The farmwife had both her hands raised as if to ward off this hot, pelting defense, half-laughing. “Stop, stop, I surrender, girl!”
“Huh!” Fawn flopped back again. “Just don’t you give me any more they says.”
“Hm.” Petti’s smile dwindled to bleakness, but whatever shadowed her thoughts now, she did not confide to Fawn. Fawn lay quietly on her pallet till dusk drove the men indoors. At that point, Tad was made to carry off the feather tick, and the space was used for a trestle table. Makeshift benches—boards placed across sawed-off logs—were brought in to serve for the missing chairs. Petti allowed to Dag as how she thought it all right for Fawn to sit up long enough to take the meal with the family. Since the alternative appeared to be having Petti bring her something in bed in some lonely nook of the house, Fawn agreed decisively to this.
The meal was abundant, if makeshift and simple, eaten by the limited light of candle stubs and the fire at the end of the long summer day. Everyone would be going to bed right after, not just her, Fawn thought. The room was hot and the conversation, at first, scant and practical. All were exhausted, their minds filled with the recent disruptions in their lives. Since everyone was mostly eating with their hands anyhow, Dag’s slight awkwardness did not stick out, Fawn observed with satisfaction. You wouldn’t think his missing hand bothered him a bit, unless you noticed how he never raised his left wrist into sight above the table edge. He spoke only to encourage Fawn, next to him, to eat up, though about that he was quite firm.
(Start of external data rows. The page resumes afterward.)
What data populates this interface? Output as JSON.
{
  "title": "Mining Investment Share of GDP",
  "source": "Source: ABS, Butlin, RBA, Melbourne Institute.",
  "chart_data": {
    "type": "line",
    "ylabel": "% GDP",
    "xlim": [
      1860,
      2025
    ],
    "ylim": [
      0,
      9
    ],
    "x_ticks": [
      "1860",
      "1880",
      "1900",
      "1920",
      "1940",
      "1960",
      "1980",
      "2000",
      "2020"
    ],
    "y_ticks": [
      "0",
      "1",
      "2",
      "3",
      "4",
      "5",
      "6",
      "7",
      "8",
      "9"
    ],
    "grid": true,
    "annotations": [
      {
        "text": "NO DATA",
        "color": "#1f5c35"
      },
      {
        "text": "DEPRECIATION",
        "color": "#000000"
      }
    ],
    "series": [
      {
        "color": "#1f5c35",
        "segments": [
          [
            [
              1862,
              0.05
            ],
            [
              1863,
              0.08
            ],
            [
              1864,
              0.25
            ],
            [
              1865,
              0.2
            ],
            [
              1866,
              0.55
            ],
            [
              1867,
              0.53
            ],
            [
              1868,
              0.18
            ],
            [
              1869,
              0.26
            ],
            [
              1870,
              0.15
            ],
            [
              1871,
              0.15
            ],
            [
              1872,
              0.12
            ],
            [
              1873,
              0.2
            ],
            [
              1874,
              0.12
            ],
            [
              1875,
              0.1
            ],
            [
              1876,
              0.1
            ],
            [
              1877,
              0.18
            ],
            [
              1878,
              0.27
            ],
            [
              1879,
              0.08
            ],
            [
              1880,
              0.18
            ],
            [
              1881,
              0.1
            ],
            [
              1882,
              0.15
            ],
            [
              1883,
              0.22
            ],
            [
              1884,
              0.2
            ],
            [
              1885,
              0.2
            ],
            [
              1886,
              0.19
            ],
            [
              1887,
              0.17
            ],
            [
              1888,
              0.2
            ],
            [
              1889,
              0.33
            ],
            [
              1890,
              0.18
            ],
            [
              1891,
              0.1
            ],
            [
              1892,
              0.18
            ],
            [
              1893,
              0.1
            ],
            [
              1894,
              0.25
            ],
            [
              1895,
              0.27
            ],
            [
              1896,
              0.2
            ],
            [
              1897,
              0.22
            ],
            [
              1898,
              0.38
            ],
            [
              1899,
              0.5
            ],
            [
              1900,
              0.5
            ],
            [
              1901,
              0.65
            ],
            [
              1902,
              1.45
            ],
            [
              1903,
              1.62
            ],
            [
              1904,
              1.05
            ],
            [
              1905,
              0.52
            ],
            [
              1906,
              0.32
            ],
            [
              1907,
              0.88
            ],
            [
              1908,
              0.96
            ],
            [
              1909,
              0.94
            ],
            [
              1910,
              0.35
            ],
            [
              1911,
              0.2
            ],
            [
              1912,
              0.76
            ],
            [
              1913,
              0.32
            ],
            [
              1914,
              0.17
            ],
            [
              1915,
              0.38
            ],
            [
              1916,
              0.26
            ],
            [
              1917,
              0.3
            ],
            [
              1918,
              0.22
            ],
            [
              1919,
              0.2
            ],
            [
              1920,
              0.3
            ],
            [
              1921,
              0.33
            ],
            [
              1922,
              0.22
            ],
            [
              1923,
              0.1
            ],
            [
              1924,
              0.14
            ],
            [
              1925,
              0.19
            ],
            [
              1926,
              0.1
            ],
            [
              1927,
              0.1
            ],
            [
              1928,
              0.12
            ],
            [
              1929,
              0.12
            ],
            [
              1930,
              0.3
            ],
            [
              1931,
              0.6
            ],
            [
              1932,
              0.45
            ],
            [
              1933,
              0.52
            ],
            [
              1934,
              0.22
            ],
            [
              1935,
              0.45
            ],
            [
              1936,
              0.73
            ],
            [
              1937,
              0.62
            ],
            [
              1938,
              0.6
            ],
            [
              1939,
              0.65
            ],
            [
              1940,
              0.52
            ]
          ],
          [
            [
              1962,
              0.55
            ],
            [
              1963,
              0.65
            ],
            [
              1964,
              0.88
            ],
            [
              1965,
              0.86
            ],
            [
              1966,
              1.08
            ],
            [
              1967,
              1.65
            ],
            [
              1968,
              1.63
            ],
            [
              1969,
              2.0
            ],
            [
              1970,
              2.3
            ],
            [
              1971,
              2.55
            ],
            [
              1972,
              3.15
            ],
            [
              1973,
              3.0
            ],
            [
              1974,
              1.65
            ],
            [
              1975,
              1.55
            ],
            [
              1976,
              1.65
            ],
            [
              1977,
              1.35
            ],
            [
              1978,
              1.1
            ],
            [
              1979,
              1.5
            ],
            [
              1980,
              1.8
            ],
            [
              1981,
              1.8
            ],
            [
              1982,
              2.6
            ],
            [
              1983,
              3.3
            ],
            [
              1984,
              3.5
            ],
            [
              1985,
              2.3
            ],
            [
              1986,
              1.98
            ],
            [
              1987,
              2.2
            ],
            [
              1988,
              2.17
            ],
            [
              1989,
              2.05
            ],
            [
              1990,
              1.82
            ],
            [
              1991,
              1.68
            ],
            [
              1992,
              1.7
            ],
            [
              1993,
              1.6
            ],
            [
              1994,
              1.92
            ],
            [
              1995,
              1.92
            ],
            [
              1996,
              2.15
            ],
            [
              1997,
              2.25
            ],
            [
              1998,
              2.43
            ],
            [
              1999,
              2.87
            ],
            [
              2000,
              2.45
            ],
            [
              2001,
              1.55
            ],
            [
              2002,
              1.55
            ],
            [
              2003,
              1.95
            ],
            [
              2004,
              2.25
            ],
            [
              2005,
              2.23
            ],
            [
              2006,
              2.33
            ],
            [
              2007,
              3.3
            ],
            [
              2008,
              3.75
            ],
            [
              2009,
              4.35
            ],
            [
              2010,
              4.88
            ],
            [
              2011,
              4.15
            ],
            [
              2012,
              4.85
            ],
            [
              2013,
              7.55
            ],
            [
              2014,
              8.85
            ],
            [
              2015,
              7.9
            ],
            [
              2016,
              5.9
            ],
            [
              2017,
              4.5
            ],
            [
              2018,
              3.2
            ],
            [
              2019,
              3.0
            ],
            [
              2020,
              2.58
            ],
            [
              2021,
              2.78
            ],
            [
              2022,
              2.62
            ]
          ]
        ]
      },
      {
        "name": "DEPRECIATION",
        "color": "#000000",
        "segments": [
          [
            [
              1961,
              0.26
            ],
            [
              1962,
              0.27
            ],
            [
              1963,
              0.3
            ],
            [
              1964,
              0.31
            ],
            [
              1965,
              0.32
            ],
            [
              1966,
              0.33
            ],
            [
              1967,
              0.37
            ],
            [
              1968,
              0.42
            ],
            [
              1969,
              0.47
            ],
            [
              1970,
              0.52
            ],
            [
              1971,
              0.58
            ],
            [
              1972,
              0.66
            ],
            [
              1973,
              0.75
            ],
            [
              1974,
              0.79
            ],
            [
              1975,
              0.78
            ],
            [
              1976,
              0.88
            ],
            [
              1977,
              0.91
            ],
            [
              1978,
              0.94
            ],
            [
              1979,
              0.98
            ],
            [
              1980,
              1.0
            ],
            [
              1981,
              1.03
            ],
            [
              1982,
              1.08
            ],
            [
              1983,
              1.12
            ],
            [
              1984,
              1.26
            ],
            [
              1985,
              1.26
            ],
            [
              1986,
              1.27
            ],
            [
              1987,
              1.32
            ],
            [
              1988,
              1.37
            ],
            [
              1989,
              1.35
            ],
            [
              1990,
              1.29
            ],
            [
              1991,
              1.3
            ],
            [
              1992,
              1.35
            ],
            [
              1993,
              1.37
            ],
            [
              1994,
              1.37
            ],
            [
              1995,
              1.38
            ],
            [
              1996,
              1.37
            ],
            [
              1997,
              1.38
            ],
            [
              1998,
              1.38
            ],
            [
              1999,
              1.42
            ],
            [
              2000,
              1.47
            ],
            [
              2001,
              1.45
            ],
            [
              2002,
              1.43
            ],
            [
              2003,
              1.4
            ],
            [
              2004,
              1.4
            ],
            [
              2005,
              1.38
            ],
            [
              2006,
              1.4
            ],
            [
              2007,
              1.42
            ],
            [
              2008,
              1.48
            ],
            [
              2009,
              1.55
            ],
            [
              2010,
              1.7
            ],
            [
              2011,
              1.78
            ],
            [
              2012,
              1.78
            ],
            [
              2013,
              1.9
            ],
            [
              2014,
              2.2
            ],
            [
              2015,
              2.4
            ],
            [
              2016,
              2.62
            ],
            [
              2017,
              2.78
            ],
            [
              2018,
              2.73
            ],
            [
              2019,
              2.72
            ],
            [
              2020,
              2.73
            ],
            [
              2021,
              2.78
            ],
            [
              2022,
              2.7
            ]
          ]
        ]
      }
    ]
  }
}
“Kind o’ you to help Tad with all that busted glass,” the farmwife said to Dag.
“No trouble, ma’am. You should all be able to step safe now, leastways.” Sassa offered, “I’ll help you to get new windows in, Petti, soon as things are settled a bit.”
She gave her brother-in-law a grateful look. “Thankee, Sassa.”
Grandfather Horseford grumbled, “Oiled cloth stretched on the frames was good enough in my day,” to which his gray-haired son responded only, “Have some more pan bread, Pa.” The land might still be the old man’s, in name at least, but it was plain that the house was Petti’s.
Inevitably, Fawn supposed, the talk turned to picking over the past days’
disasters. Dag, who looked to Fawn’s eye as though he was growing tired, and no wonder, was not expansive; she watched him successfully use his diversion trick of answering a question with a question four times running. Until Sassa remarked to him, sighing, “Too bad your patrol didn’t get there a day sooner. They might’ve saved that poor little boy who got et.”
Dag did not exactly wince. It was merely a lowering of his eyelids, a slight, unargumentative tilt of his head. A shift of his features from tired to expressionless. And silence.
Fawn sat up, offended for him. “Careful what you wish after. If Dag’s patrol had got there anytime before I—we—before the bogle died and the mud-men ran off, there’d have been a big fight. Lots of folks might have gotten killed, and that little boy, too.”